Akhirnya saat yang dinanti telah tiba, yaitu ulangan semester genap dimana kenaikan kelas ditentukan. Semua siswa sibuk belajar mempersiapkan segalanya, dari mental sampai pengetahuan yang telah di peroleh selama enam bulan terakhir. Tidak ada seorang siswa pun yang tidak belajar selama seminggu itu. seminggu yang penuh dengan kesibukan para pelajar untuk belajar tentunya, hingga sampailah pada saat mengetahui hasilnya
Di ruangan tempat pembagian raport itu, terlihat berbagai macam ekspresi wajah. Ada wajah penuh dengan kecemasan, ada wajah yang penuh dengan kekhawatiran, sampai wajah yang terlhat tenang-tenang saja karena sudah punya firasat akan dapat juara dengan nilai yang memuaskan. Terlihat dalam kelas itu, Daus dan juga dekatnya lagi ada Alex yang senantiasa memperlihatkan wajah sombongnya yang selalu merasa bahwa yang juara kali ini pasti dia seperti semester sebelumnya.
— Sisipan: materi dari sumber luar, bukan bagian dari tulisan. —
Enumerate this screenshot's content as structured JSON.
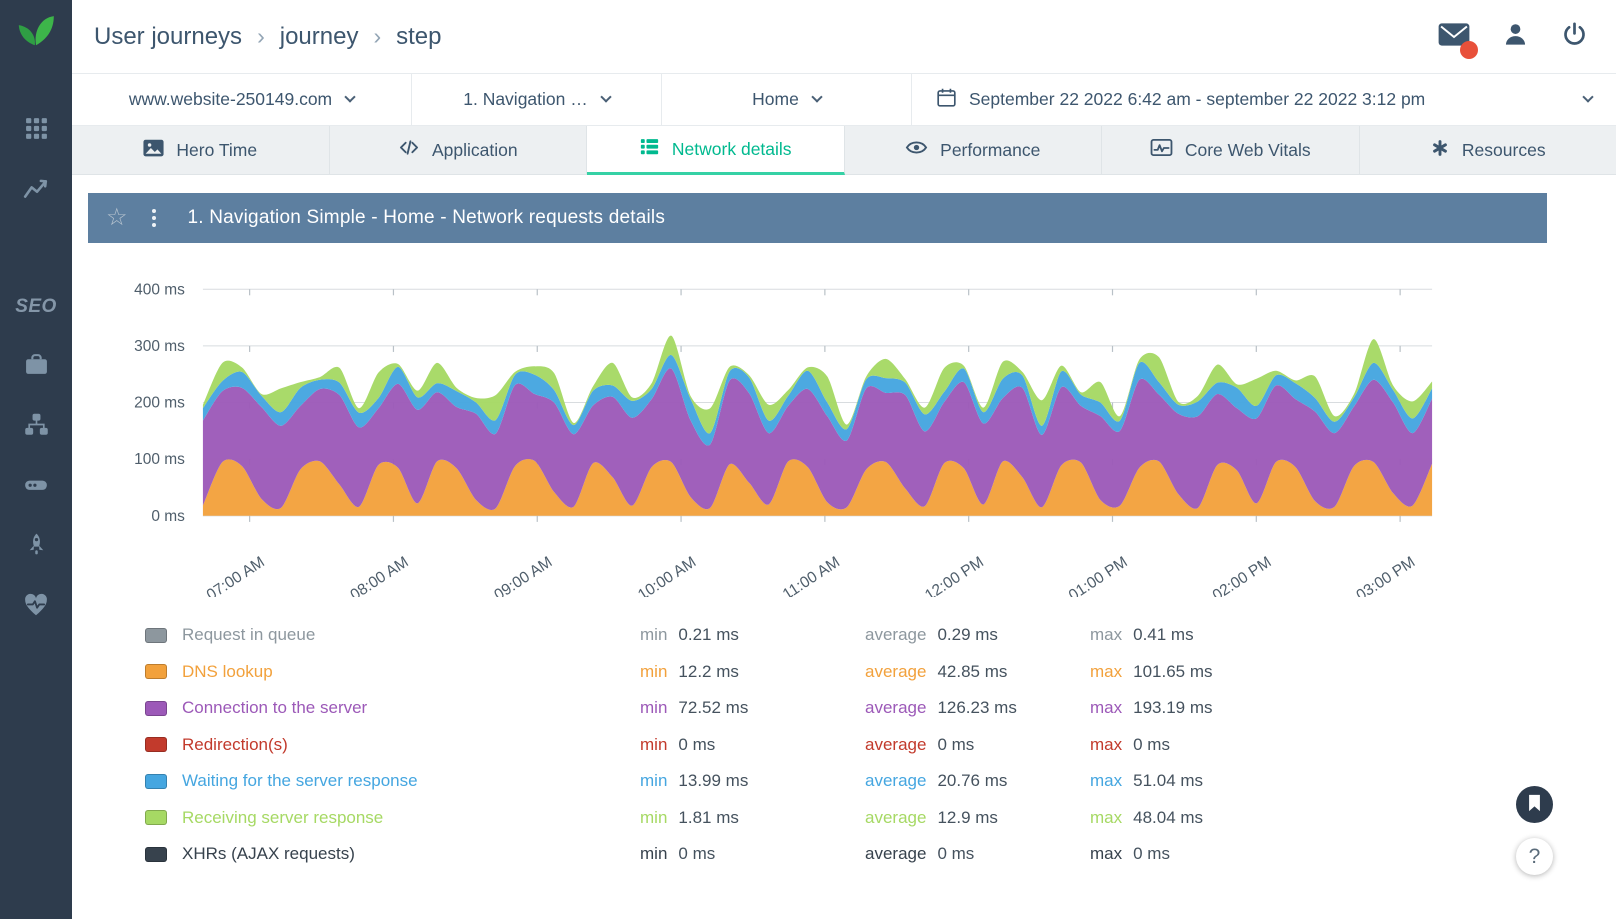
{
  "colors": {
    "accent": "#00b98f",
    "accent_underline": "#35d1a5",
    "sidebar_bg": "#2e3c4d",
    "logo_green": "#3db54a",
    "panel_header_bg": "#5d7fa0",
    "badge_red": "#e8503a"
  },
  "sidebar": {
    "seo_label": "SEO"
  },
  "header": {
    "breadcrumb": [
      "User journeys",
      "journey",
      "step"
    ]
  },
  "filters": {
    "website": "www.website-250149.com",
    "journey": "1. Navigation …",
    "step": "Home",
    "date_range": "September 22 2022 6:42 am - september 22 2022 3:12 pm"
  },
  "tabs": [
    {
      "label": "Hero Time",
      "icon": "image-icon",
      "active": false
    },
    {
      "label": "Application",
      "icon": "code-icon",
      "active": false
    },
    {
      "label": "Network details",
      "icon": "network-list-icon",
      "active": true
    },
    {
      "label": "Performance",
      "icon": "eye-icon",
      "active": false
    },
    {
      "label": "Core Web Vitals",
      "icon": "vitals-chart-icon",
      "active": false
    },
    {
      "label": "Resources",
      "icon": "resources-icon",
      "active": false
    }
  ],
  "panel": {
    "title": "1. Navigation Simple - Home - Network requests details"
  },
  "chart_data": {
    "type": "area",
    "stacked": true,
    "title": "1. Navigation Simple - Home - Network requests details",
    "ylim": [
      0,
      430
    ],
    "y_ticks": [
      {
        "value": 0,
        "label": "0 ms"
      },
      {
        "value": 100,
        "label": "100 ms"
      },
      {
        "value": 200,
        "label": "200 ms"
      },
      {
        "value": 300,
        "label": "300 ms"
      },
      {
        "value": 400,
        "label": "400 ms"
      }
    ],
    "x_ticks": [
      {
        "pos": 0.038,
        "label": "07:00 AM"
      },
      {
        "pos": 0.155,
        "label": "08:00 AM"
      },
      {
        "pos": 0.272,
        "label": "09:00 AM"
      },
      {
        "pos": 0.389,
        "label": "10:00 AM"
      },
      {
        "pos": 0.506,
        "label": "11:00 AM"
      },
      {
        "pos": 0.623,
        "label": "12:00 PM"
      },
      {
        "pos": 0.74,
        "label": "01:00 PM"
      },
      {
        "pos": 0.857,
        "label": "02:00 PM"
      },
      {
        "pos": 0.974,
        "label": "03:00 PM"
      }
    ],
    "series": [
      {
        "name": "DNS lookup",
        "color": "#f2a13c",
        "values": [
          18,
          95,
          88,
          30,
          14,
          82,
          96,
          55,
          16,
          90,
          85,
          22,
          96,
          84,
          28,
          13,
          88,
          97,
          42,
          16,
          93,
          68,
          18,
          86,
          95,
          33,
          14,
          91,
          58,
          20,
          96,
          86,
          24,
          15,
          82,
          95,
          48,
          17,
          93,
          84,
          20,
          96,
          68,
          15,
          89,
          94,
          28,
          18,
          85,
          96,
          38,
          14,
          90,
          80,
          22,
          95,
          86,
          26,
          16,
          88,
          95,
          40,
          18,
          92
        ]
      },
      {
        "name": "Connection to the server",
        "color": "#9c59b8",
        "values": [
          150,
          125,
          138,
          162,
          145,
          112,
          128,
          158,
          140,
          100,
          148,
          165,
          122,
          108,
          152,
          132,
          143,
          118,
          158,
          128,
          102,
          142,
          155,
          120,
          165,
          135,
          112,
          148,
          158,
          126,
          98,
          138,
          152,
          118,
          143,
          122,
          165,
          132,
          108,
          152,
          143,
          112,
          158,
          128,
          138,
          100,
          148,
          132,
          155,
          118,
          142,
          162,
          125,
          110,
          150,
          135,
          120,
          158,
          130,
          105,
          145,
          160,
          128,
          115
        ]
      },
      {
        "name": "Waiting for the server response",
        "color": "#45a6e0",
        "values": [
          22,
          18,
          28,
          20,
          24,
          32,
          16,
          22,
          26,
          18,
          30,
          22,
          16,
          28,
          20,
          24,
          18,
          34,
          22,
          16,
          26,
          20,
          30,
          18,
          24,
          38,
          20,
          16,
          28,
          22,
          18,
          32,
          24,
          20,
          16,
          26,
          22,
          30,
          18,
          24,
          20,
          34,
          22,
          16,
          28,
          20,
          24,
          18,
          30,
          22,
          16,
          26,
          20,
          36,
          22,
          18,
          28,
          24,
          20,
          16,
          30,
          22,
          26,
          18
        ]
      },
      {
        "name": "Receiving server response",
        "color": "#a6d964",
        "values": [
          6,
          32,
          8,
          3,
          42,
          10,
          5,
          26,
          8,
          45,
          5,
          12,
          36,
          6,
          8,
          44,
          5,
          15,
          30,
          4,
          8,
          40,
          6,
          10,
          34,
          5,
          44,
          8,
          4,
          28,
          10,
          6,
          46,
          8,
          5,
          34,
          6,
          12,
          42,
          5,
          8,
          30,
          6,
          45,
          10,
          4,
          36,
          8,
          6,
          44,
          5,
          10,
          32,
          6,
          48,
          8,
          5,
          38,
          10,
          6,
          42,
          8,
          30,
          12
        ]
      }
    ]
  },
  "legend": {
    "min_label": "min",
    "average_label": "average",
    "max_label": "max",
    "rows": [
      {
        "name": "Request in queue",
        "color": "#8d979e",
        "min": "0.21 ms",
        "average": "0.29 ms",
        "max": "0.41 ms"
      },
      {
        "name": "DNS lookup",
        "color": "#f2a13c",
        "min": "12.2 ms",
        "average": "42.85 ms",
        "max": "101.65 ms"
      },
      {
        "name": "Connection to the server",
        "color": "#9c59b8",
        "min": "72.52 ms",
        "average": "126.23 ms",
        "max": "193.19 ms"
      },
      {
        "name": "Redirection(s)",
        "color": "#c23a2c",
        "min": "0 ms",
        "average": "0 ms",
        "max": "0 ms"
      },
      {
        "name": "Waiting for the server response",
        "color": "#45a6e0",
        "min": "13.99 ms",
        "average": "20.76 ms",
        "max": "51.04 ms"
      },
      {
        "name": "Receiving server response",
        "color": "#a6d964",
        "min": "1.81 ms",
        "average": "12.9 ms",
        "max": "48.04 ms"
      },
      {
        "name": "XHRs (AJAX requests)",
        "color": "#37424d",
        "min": "0 ms",
        "average": "0 ms",
        "max": "0 ms"
      }
    ]
  },
  "footer": {
    "help_label": "?"
  }
}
“baiklah anak-anak. Sekarang saya akan mengumumkan siapa yang mendapat peringkat pertama sampai peringkat sepuluh. Saya akan memulai dari peringkat ke sepuluh” begitulah pak Ali sebagai wali kelas menyampaikan pembukaan pidatonya. Setelah beberapa lama, sampailah penyebutan siapa yang berada pada peringkat ketiga…
“peringkat ke tiga diraih oleh…Daus” riuh tepuk tangan terdengar dan wajah si Daus yang penuh dengan kebanggaan.
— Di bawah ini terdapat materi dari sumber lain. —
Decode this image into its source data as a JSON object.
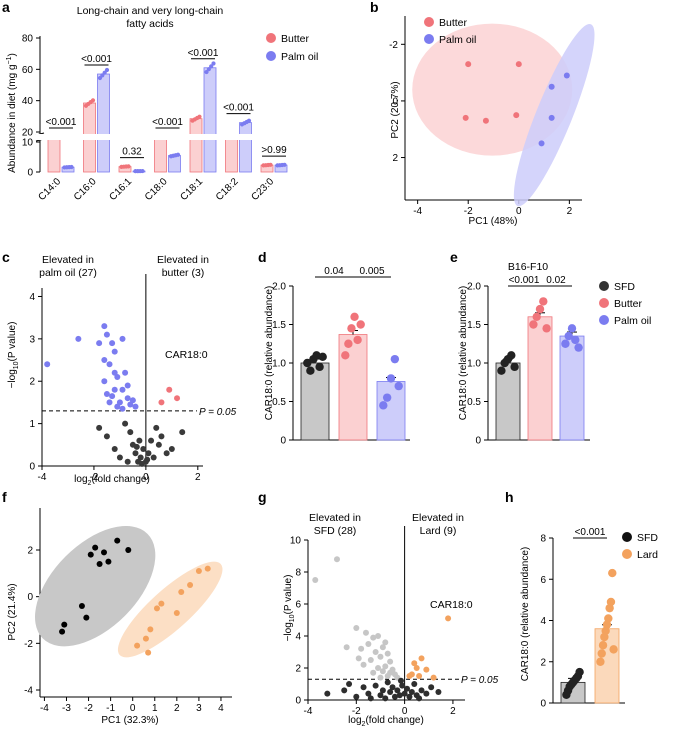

“dan yang mendapat peringkat kedua adalah…Alex” riuh tepuk tangan terdengar pula akan tetapi wajah Alex terlihat kesal karena tidak berada pada peringkat pertama. Kalau bukan Alex, lalu siapakah yang dapat juara pertama? Hal itu masih menjadi mistery dalam benak setiap siswa saat itu, dan tidak lain yang menjadi juara kelas adalah Randy. Akan tetapi semua siswa di sana merasa heran, karena ketika dipanggil-panggil nama Randi tidak ada jawaban juga, dan ternyata Randi tidak masuk. Apakah sebabnya Randy tidak masuk pada saat yang penting itu. Pak Ali juga bertanya-tanya, kenapa Randy tidak masuk tanpa ada keterangan. Kemudian bapak guru menanyakan kepada Daus yang merupakan teman dekat Randi, akan tetapi jawabannya tidak juga di dapatkan. Akhirnya dia berkata kepada Daus
“daus, apa kamu besok punya waktu? Bapak mau mengajakmu ke rumahnya Randi, bapak khawatir kalau nanti Randi ada masalah sampai tidak masuk sekolah, sekalian juga kita mengucapkan selamat kepadanya atas keberhasilannya”
“oh tentu pak, lagi pula saya juga sudah lama tidak kerumahnya sejak semester satu, maklum pak, rumahnya kan jauh dari sekolah” begitulah jawab Daus kegirangan.
“baiklah, besok kita berangkat jam delapan pagi” kata Pak Ali
“ya pak…” jawab Daus
Keesokan harinya, tepatnya jam delapan Daus dan Pak Ali berangkat menuju ke rumah Randi dengan sepeda motor bermerek astrea Prima keluaran tahun 89 yang merupakan milik pak Ali. Setelah menempuh perjalanan selama kurang lebih 45 menit dengan melewati persawahan dan pedasaan, akhirnya mereka sampai di rumah Randi. Di sana mereka disambut oleh seorang wanita yang kira-kira berumur empat puluh tahunan, tidak lain adalah ibunya Randi. Ibu Randi melihat mereka agak kaget, akan tetapi apakah yang membuatnya kaget? Nanti kita akan tahu
“mari silakan masuk pak” sambut ibunya Randi kepada pak Ali dan Daus seperti sudah kenal dan memang ibu Randi mengenal mereka berdua karena mereka pernah datang kesana sebelumnya.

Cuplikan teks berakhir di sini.